La inyección de recursos también se orienta a la adquisición de medicamentos, hemoderivados, material de osteosíntesis y otros insumos imprescindibles para la atención de urgencias, servicio que ya fue reactivado en el hospital. Garrido destacó que la llegada de insumos y apoyo ha evitado la interrupción de la prestación.
“Esto va a permitir pagarle al personal asistencial cuatro meses a partir del momento en que se incorporan los recursos a la institución. Esto, además, va a permitir también más compra de insumos, de medicamentos, de hemoderivados y de material de osteosíntesis”,
La ministra de Salud, Ana María Vesga, fue mencionada en el anunció como la funcionaria que tramitaron el giro y que ha estado muy de cerca de la situación del hospital desde antes del sismo, según el agente interventor.
Limitaciones que persisten
Pese al desembolso, la intervención admitió que persisten falencias en equipos, tecnología y mobiliario que afectan la operación completa del centro hospitalario. Hay un proyecto formulado y viabilizado ante el Ministerio de Salud para actualizar equipos, pero la entidad hace un llamado adicional a donaciones para fortalecer capacidades inmediatas.
- Destino principal del giro: pago de salarios atrasados del personal asistencial y especialistas.
- Compras prioritarias: medicamentos, insumos médicos, hemoderivados y material de osteosíntesis.
- Estado del servicio: urgencias reactivadas, pero con necesidades de equipamiento y mobiliario.
| Concepto | Situación reportada |
|---|---|
| Giro | $13.900 millones |
| Salarios pendientes | Empleados: >2 meses; Especialistas: 3 meses |
| Servicios | Urgencias reactivadas |
Contexto: la emergencia tras el sismo
El desembolso se produce en un contexto ya marcado por la emergencia humanitaria que dejó el terremoto del 10 de agosto en distintas zonas del departamento. Según la intervención, la ministra Vesga ha seguido de cerca la situación y la prioridad ha sido garantizar la continuidad de la atención médica frente al aumento de necesidades y al deterioro de la capacidad institucional.
El agente interventor subrayó que, además del pago de nómina y compra de insumos, se trabaja para evitar nuevas interrupciones del servicio y para atender de forma oportuna a las personas afectadas por el sismo. También reiteró la solicitud de apoyo externo, tanto público como privado, para suplir equipos que no se encuentran disponibles de forma inmediata.

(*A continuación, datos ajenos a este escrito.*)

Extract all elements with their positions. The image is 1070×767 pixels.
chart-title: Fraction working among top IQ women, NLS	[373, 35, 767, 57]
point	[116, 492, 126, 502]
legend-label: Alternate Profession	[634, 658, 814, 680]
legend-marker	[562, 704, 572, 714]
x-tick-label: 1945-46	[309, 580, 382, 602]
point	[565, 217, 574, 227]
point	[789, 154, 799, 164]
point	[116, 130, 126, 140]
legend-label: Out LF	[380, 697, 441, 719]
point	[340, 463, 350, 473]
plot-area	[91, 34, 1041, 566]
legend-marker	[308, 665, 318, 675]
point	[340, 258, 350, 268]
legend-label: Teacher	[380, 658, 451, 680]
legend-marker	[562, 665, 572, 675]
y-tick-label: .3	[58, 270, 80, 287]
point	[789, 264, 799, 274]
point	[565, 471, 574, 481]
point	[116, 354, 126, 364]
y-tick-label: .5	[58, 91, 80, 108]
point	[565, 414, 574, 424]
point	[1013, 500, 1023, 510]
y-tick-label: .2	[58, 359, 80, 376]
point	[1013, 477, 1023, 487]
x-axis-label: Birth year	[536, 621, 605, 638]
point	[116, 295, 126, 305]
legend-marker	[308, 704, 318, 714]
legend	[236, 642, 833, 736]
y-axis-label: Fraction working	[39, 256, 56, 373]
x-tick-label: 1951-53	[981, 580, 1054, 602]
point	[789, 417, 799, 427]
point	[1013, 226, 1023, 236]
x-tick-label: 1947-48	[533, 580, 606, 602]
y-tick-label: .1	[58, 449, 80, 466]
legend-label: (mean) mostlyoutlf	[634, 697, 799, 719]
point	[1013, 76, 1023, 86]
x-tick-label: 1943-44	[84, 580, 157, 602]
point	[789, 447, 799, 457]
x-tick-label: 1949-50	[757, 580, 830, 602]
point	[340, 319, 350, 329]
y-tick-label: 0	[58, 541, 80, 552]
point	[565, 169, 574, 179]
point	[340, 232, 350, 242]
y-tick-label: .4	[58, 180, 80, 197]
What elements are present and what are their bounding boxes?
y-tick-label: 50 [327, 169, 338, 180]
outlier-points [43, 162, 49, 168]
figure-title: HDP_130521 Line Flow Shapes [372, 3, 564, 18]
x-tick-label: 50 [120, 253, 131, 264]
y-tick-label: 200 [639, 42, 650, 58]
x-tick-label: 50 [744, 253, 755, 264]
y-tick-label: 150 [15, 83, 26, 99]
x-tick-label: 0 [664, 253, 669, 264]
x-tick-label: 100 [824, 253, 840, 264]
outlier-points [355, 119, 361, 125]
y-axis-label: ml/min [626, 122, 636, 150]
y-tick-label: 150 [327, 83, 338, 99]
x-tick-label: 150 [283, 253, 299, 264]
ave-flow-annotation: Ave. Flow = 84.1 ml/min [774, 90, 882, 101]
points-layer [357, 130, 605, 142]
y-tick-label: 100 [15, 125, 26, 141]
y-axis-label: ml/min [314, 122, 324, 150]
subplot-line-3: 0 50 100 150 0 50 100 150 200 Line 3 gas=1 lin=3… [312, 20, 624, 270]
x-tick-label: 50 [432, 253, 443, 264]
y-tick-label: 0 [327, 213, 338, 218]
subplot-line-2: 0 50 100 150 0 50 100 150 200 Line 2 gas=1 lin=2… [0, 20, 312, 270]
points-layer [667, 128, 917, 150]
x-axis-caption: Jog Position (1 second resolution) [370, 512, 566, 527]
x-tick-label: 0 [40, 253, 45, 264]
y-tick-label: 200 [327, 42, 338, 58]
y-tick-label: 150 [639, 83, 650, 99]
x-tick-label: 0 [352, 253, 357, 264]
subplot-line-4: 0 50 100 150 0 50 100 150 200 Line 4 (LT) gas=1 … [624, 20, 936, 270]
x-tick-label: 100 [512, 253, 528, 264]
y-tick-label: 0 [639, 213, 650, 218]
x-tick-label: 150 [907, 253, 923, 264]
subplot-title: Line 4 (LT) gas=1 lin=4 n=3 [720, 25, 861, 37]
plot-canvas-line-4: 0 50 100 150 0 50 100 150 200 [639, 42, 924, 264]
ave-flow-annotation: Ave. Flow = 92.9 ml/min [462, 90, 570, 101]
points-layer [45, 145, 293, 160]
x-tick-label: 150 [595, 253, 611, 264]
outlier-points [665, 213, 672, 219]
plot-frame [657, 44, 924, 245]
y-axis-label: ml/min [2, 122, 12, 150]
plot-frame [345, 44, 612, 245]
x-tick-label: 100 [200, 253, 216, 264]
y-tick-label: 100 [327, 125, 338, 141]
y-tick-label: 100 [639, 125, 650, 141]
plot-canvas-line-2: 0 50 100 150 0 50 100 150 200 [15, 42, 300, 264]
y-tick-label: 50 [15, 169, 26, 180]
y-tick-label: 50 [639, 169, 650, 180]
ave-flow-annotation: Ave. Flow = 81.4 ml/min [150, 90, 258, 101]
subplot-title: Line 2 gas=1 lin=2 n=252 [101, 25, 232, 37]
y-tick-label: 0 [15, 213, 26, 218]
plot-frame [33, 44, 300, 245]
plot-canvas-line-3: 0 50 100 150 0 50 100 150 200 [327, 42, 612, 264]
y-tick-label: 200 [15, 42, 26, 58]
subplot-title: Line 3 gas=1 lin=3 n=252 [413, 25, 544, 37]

Implicaciones y necesidades inmediatas
El giro de $13.900 millones representa un alivio financiero para operaciones urgentes, pero no resuelve de fondo los problemas estructurales de la institución. Sin modernización tecnológica, reposición de equipos y mejoramiento del mobiliario, el hospital seguirá dependiendo de apoyos puntuales para mantener los servicios básicos.
Mientras las autoridades nacionales gestionan recursos y proyectos de más largo plazo, la población de Quibdó y del Chocó espera que los fondos se traduzcan en atención efectiva para los lesionados por el sismo y en condiciones laborales estables para el personal de salud que ha sostenido la respuesta en los días críticos.
La situación del Hospital Departamental San Francisco de Asís es un termómetro de la fragilidad de la red pública en el departamento; la inyección económica es necesaria y urgente, pero insuficiente sin una estrategia de actualización y sostenibilidad que garantice servicios continuos y oportunos.